Linda Benedict, Schultz, Bruce  |  11/26/2009 2:34:17 AM

LSU AgCenter entomologist Gene Regan, second from left, discusses insecticides for treating sugarcane borers during the St. Martin Parish Sugarcane Field Day on July 18. Jeff Hoy, plant pathologist, is at left.( Photo by Bruce Schultz)

ST. MARTINVILLE – New sugarcane varieties are increasing yields, but diseases pose a constant threat, farmers were told by LSU AgCenter researchers at a July 18 sugarcane field day here.

Researchers told farmers that developing new varieties is an ongoing effort.

"Trying to stay one step ahead of rust is getting to be quite an ordeal," said Kenneth Gravois, LSU AgCenter sugarcane breeder.

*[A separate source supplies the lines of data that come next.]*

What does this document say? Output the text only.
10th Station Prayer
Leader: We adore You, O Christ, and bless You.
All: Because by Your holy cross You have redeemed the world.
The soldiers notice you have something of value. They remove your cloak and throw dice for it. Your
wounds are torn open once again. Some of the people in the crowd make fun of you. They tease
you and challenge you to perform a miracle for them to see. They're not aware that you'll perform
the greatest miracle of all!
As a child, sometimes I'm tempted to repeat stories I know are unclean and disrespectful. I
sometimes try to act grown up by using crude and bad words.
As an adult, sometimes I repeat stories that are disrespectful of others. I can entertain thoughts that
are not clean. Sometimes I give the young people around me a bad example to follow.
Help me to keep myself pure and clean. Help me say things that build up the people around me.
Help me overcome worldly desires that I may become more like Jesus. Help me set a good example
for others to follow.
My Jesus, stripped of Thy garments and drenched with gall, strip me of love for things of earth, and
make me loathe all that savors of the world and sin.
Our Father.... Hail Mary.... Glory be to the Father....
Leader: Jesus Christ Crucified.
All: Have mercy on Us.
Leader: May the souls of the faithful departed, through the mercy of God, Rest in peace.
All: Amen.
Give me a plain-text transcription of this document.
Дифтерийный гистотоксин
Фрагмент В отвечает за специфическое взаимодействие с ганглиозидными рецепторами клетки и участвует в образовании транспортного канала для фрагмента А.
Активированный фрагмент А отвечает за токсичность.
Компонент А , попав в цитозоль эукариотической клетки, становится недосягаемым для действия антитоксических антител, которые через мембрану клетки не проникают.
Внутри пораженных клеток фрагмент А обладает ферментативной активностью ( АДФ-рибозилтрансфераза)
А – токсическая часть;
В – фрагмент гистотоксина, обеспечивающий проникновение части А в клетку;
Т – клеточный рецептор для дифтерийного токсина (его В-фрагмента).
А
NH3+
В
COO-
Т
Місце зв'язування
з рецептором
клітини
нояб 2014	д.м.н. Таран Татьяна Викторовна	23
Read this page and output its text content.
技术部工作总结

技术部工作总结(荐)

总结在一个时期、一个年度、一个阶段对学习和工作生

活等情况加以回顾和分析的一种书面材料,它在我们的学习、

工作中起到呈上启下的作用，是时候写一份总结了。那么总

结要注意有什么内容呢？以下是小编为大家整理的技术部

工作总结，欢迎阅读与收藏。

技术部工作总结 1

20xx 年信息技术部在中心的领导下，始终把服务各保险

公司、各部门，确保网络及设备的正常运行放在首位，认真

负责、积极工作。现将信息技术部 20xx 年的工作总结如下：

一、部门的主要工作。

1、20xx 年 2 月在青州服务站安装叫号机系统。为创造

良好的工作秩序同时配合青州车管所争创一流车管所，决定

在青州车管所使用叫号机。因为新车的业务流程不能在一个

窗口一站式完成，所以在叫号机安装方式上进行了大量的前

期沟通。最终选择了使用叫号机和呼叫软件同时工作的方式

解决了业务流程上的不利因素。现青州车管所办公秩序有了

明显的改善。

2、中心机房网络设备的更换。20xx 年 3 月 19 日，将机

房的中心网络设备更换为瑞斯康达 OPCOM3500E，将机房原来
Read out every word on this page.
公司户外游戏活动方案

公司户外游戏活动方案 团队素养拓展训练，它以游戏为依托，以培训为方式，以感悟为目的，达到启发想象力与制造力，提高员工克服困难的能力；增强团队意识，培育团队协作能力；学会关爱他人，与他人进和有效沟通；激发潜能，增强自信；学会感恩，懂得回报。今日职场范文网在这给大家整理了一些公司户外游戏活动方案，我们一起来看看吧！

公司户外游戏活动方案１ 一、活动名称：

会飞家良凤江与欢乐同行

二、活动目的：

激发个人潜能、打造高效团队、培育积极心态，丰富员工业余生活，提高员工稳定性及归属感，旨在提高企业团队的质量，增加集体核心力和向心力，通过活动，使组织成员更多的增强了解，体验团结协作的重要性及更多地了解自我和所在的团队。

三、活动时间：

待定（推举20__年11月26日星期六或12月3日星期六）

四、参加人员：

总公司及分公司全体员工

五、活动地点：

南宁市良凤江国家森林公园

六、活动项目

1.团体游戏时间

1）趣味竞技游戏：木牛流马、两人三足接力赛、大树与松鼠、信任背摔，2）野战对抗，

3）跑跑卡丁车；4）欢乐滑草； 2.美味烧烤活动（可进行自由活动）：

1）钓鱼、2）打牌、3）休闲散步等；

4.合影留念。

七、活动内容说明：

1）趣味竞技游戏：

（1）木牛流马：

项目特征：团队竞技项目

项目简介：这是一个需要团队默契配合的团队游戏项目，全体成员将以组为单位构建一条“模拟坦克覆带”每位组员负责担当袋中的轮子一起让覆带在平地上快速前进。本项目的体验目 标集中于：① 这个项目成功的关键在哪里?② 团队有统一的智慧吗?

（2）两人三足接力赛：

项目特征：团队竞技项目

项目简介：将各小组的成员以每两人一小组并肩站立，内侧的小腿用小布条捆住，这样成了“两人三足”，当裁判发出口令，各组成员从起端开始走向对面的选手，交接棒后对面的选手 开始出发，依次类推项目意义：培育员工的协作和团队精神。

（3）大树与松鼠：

The excellent stubbling ability of the variety LCP 85-384 has not been duplicated in many of the newer lines and varieties, Gravois said. A new variety, L 01-283, with good stubbling ability is being released during 2008.

Jeff Hoy, LSU AgCenter pathologist, said serious brown rust problems could develop with the variety HoCP96-540, currently grown in more than half the state’s acreage. He said rust outbreaks became significant when acreage of LCP 85-384 reached that level.

Hoy said fungicides may be helpful against brown rust, and a Section 18 Emergency Use label was granted for the fungicide Headline for use during the spring.

"I think over time we are going to have a continuing, cyclical problem with rust, and fungicides will help reduce losses during those times," he said.

Orange rust, another rust disease af affecting sugarcane, was found in Florida cane fields during 2007, Hoy said, so that means Louisiana growers could be finding it soon. "We are anticipating it is going to show up this year or the next,"

Hoy said. Hoy said preliminary variety resistance evaluations are being conducted for orange rust in Florida.

Gene Reagan, LSU AgCenter entomologist, said the Mexican rice borer has been found in Chambers County, Texas, near the Louisiana-Texas state line.

Meanwhile, the sugarcane borer continues to be a pest of Louisiana cane growers, Reagan said, and research is showing that early planting could make sugarcane more susceptible to the insect.

Bruce Schultz

(This article was published in the summer 2008 issue of Louisiana Agriculture.)